THE REAL DIVERSIONS: In the last week or so, a new slurry of phony arguments has emerged against the war with Iraq. The increasingly unhinged MoDo just asserted that a war against Iraq is actually a function of a “culture war” that Rumsfeld and Cheney are engineering to get back at their Vietnam era peacenik peers. Paul Krugman today takes up what’s left of his column (once he’s addressed the errors he’s made in other recent columns) to another argument. “In the end, 19th-century imperialism was a diversion,” he writes. “It’s hard not to suspect that the Bush doctrine is also a diversion – a diversion from the real issues of dysfunctional security agencies, a sinking economy, a devastated budget and a tattered relationship with our allies.” Leave aside these weird and cynical accusations for a second.

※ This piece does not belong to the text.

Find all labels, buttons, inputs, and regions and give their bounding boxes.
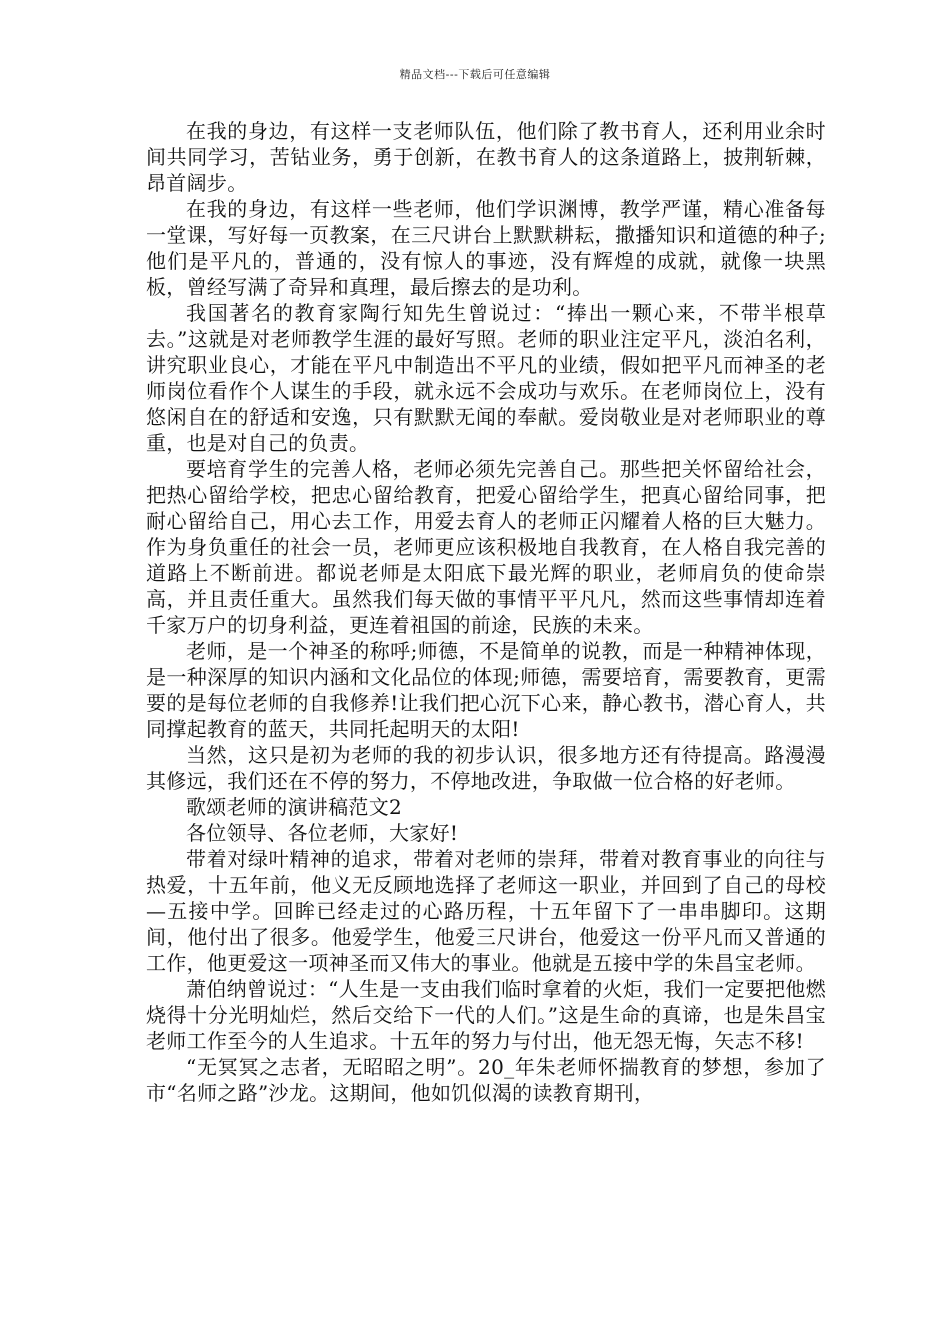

What’s amazing about Krugman and Dowd and others is how uninterested they are in the actual matter at hand. Does Saddam Hussein have or is he close to having weapons of mass destruction? And if he is close to gaining them, what should we do about it? As David Brooks has pointed out with regard to the anti-war movement as a whole, to write about the budget or the culture war or “imperialism” without addressing this basic question is simply an abdication of seriousness. (Well, I guess Dowd left that aspiration behind years ago.) These commentators are constantly claiming that the Bush administration is using the war as a diversion. But in fact, it is these anti-war types who are engaging in a desperate series of diversions, distractions, irrelevancies, smears and fantasies in order to avoid the grave matter in front of us. When, one wonders, will they grow up?
DERSHOWITZ VERSUS HANSON: A telling campus fight is brewing over the attempt to divest Harvard from Israel. Alan Dershowitz calls on the master of Winthrop House to debate him. Check out his Crimson op-ed.
AT LAST: Some good news: chest hair is back.